His reputation around Tadcaster was also poor, despite the praise you read in the newspapers today. He controlled a lot of the property there and enraged locals by refusing to develop it. In one famous instance, when a flood destroyed a river bridge critical to the smooth flow of traffic and commerce in the city, Smith wouldn’t let the town build a temporary bridge on his land.

Weirdly enough, Humphrey was surprisingly far-sighted in some areas. Back in the ‘80s, Smith’s began an impressive export business, one that helped kick-start craft brewing in the US. Smith’s has always been available far more reliably in the US than any other UK brand, and the early fascination with porters, oatmeal stouts, and brown ales was largely a result of Smith’s presence here. Beyond that, the brewery was early to develop an organic line as well as a chocolate/pastryish stout, fruit beers, and ciders. As a part of his legacy, we also have to remember those decisions.

You can’t stop time, however, and with his passing, we will see changes at Samuel Smith, big ones, and probably sooner rather than later. In recent years, Smith’s son has overseen the London pubs. If we wanted a vision of a post-Humphrey world, they may offer a clue. Smith’s pubs are famous for offering incredibly cheap pints, which helped keep people coming in despite his draconian bans on phones, televisions, or anything that smacked of the 21st century. That didn’t fly in London, however, where the pubs had to allow patrons to behave like normal drinkers in one of the largest and most modern cities in the world. Surely the brewery will relax the rules as they did further south to boost sales.

Dozens of wonderful old properties remain boarded up because Smith couldn’t countenance the impertinence of his landlords who allowed the occasional profane remark to pass without immediate banishment, among the many banned activities. As Humphrey got more dictatorial, fewer landlords were willing to take over his pubs, which now sit empty. That’s not a way to run a business, and his son or whoever takes over the brewery will surely allow changes.
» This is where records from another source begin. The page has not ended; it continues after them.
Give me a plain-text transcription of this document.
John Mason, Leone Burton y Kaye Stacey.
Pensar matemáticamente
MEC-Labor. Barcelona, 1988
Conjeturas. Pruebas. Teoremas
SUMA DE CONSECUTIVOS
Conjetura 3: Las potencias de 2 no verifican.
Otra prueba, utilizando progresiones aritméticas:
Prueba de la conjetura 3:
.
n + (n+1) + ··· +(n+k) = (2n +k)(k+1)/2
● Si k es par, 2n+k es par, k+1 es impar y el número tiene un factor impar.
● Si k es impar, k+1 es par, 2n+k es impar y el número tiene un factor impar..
I would expect changes at the brewery as well. Probably not in major ways—is any piece of equipment more sacred than the old Yorkshire squares?—but drip-chillers, coal fuel, wooden casks, and horse-delivery may get a close look. A man can stop change while he’s around, but eventually, time moves on.

It is the end of an era, in more ways than one. Brewing has always attracted characters, and as Humphrey passes from the world, we can say he was one of the most characterful. RIP.